Getting to know the Philippines, an archipelago of more than 7,600 islands and more than 115 million people, is something of a mammoth undertaking. But it’s one that Suraj Narayanan Kutty has dedicated himself to since moving there to take up the mantle of Country Managing Director of Malaysia-headquartered telecommunications infrastructure company EDOTCO Towers.
“EDOTCO’s aim is to serve the underserved,” he tells The CEO Magazine. “There are a lot of people and there is a lack of coverage. If there is coverage, then there is a lack of consistency in the services.”
“EDOTCO’s aim is to serve the underserved.”
EDOTCO Group owns and operates a regional portfolio of more than 54,000 towers across Malaysia, Bangladesh, Cambodia, Indonesia, Laos, Myanmar, Pakistan, the Philippines and Sri Lanka. A leading tower company in Asia, the Group’s venture into the Philippines started in December 2019 via what we know today as EDOTCO Towers.
Originally, Kutty moved from Malaysia in mid-2021 to become the Director of Engineering and Operations of the newly founded Philippines operation and was later promoted to drive the company’s local growth. It’s a hefty undertaking, with the country expected to generate the company’s third largest revenue behind Malaysia and Bangladesh within the next few years.
With the advent of the COVID-19 pandemic, Filipinos’ “need for speed” created a crucial push to provide better connectivity. “The turnaround time on requisite approvals has improved and we are doing all that we can on our part to roll out towers as fast as possible,” Kutty says.

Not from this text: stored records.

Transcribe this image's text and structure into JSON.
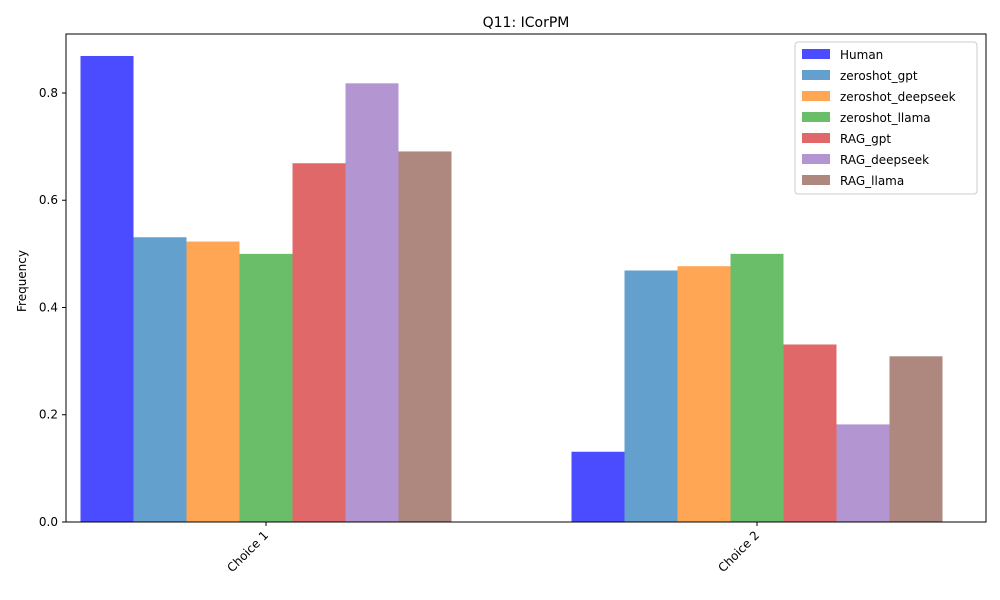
{
  "chart_data": {
    "type": "bar",
    "title": "Q11: ICorPM",
    "xlabel": "",
    "ylabel": "Frequency",
    "categories": [
      "Choice 1",
      "Choice 2"
    ],
    "ylim": [
      0,
      0.91
    ],
    "yticks": [
      0.0,
      0.2,
      0.4,
      0.6,
      0.8
    ],
    "ytick_labels": [
      "0.0",
      "0.2",
      "0.4",
      "0.6",
      "0.8"
    ],
    "grid": false,
    "legend_position": "top-right",
    "series": [
      {
        "name": "Human",
        "color": "#4b4bff",
        "values": [
          0.869,
          0.131
        ]
      },
      {
        "name": "zeroshot_gpt",
        "color": "#64a0cd",
        "values": [
          0.531,
          0.469
        ]
      },
      {
        "name": "zeroshot_deepseek",
        "color": "#ffa655",
        "values": [
          0.523,
          0.477
        ]
      },
      {
        "name": "zeroshot_llama",
        "color": "#6abe6a",
        "values": [
          0.5,
          0.5
        ]
      },
      {
        "name": "RAG_gpt",
        "color": "#e06868",
        "values": [
          0.669,
          0.331
        ]
      },
      {
        "name": "RAG_deepseek",
        "color": "#b295d1",
        "values": [
          0.818,
          0.182
        ]
      },
      {
        "name": "RAG_llama",
        "color": "#ae887f",
        "values": [
          0.691,
          0.309
        ]
      }
    ]
  }
}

One of Kutty’s key areas of focus is on the team’s close working relationship with energy providers and cooperatives, particularly around the Visayas and Mindanao regions, where the company has expanded its footprint into this year.
This is the last mile before a tower is “ready for active installation” so it’s an important part of the process. Being attentive to customer needs, attending to site lessors’ queries and operating efficiently are also key elements.
So far, the response has been “very promising”, according to Kutty. “I think the COVID-19 pandemic made people realize that they need a really good and consistent network to work, communicate, study and so on.”
EDOTCO’s emphasis on innovation also positions it well for success. “EDOTCO was the first to introduce bamboo towers as part of our green initiative,” he says. Unveiled in Bangladesh in 2017, the project was the result of a collaboration between EDOTCO and the Bangladesh University of Engineering and Technology (BUET) .
Analytics, too, plays a critical role, with EDOTCO investing in its in-house Network and Planning Analytics tool, NaPA. NaPA identifies locations with poor network strength by geographical spread, enabling operators to prioritize their roll out. “This has been a game changer for us,” Kutty says.
When it comes to his team, Kutty embraces a very person-first approach.
“We have made a conscious effort to establish a culture of trust, fair and equitable treatment, respect and we try to break down the barriers of hierarchy.”
“With people being the backbone of every organization, we try to strike a balance between working hard and playing harder,” he says. “We have made a conscious effort to establish a culture of trust, fair and equitable treatment, respect and we try to break down the barriers of hierarchy. All this has led to an open and transparent work environment.”
The company is also committed to hiring locals as much as possible, with 98 percent of the Philippines team comprising local Filipino talent.
The journey is just beginning for EDOTCO in the Philippines, and with an eye on the company’s pursuit towards serving the underserved, Kutty has no doubt this journey will be a bright one.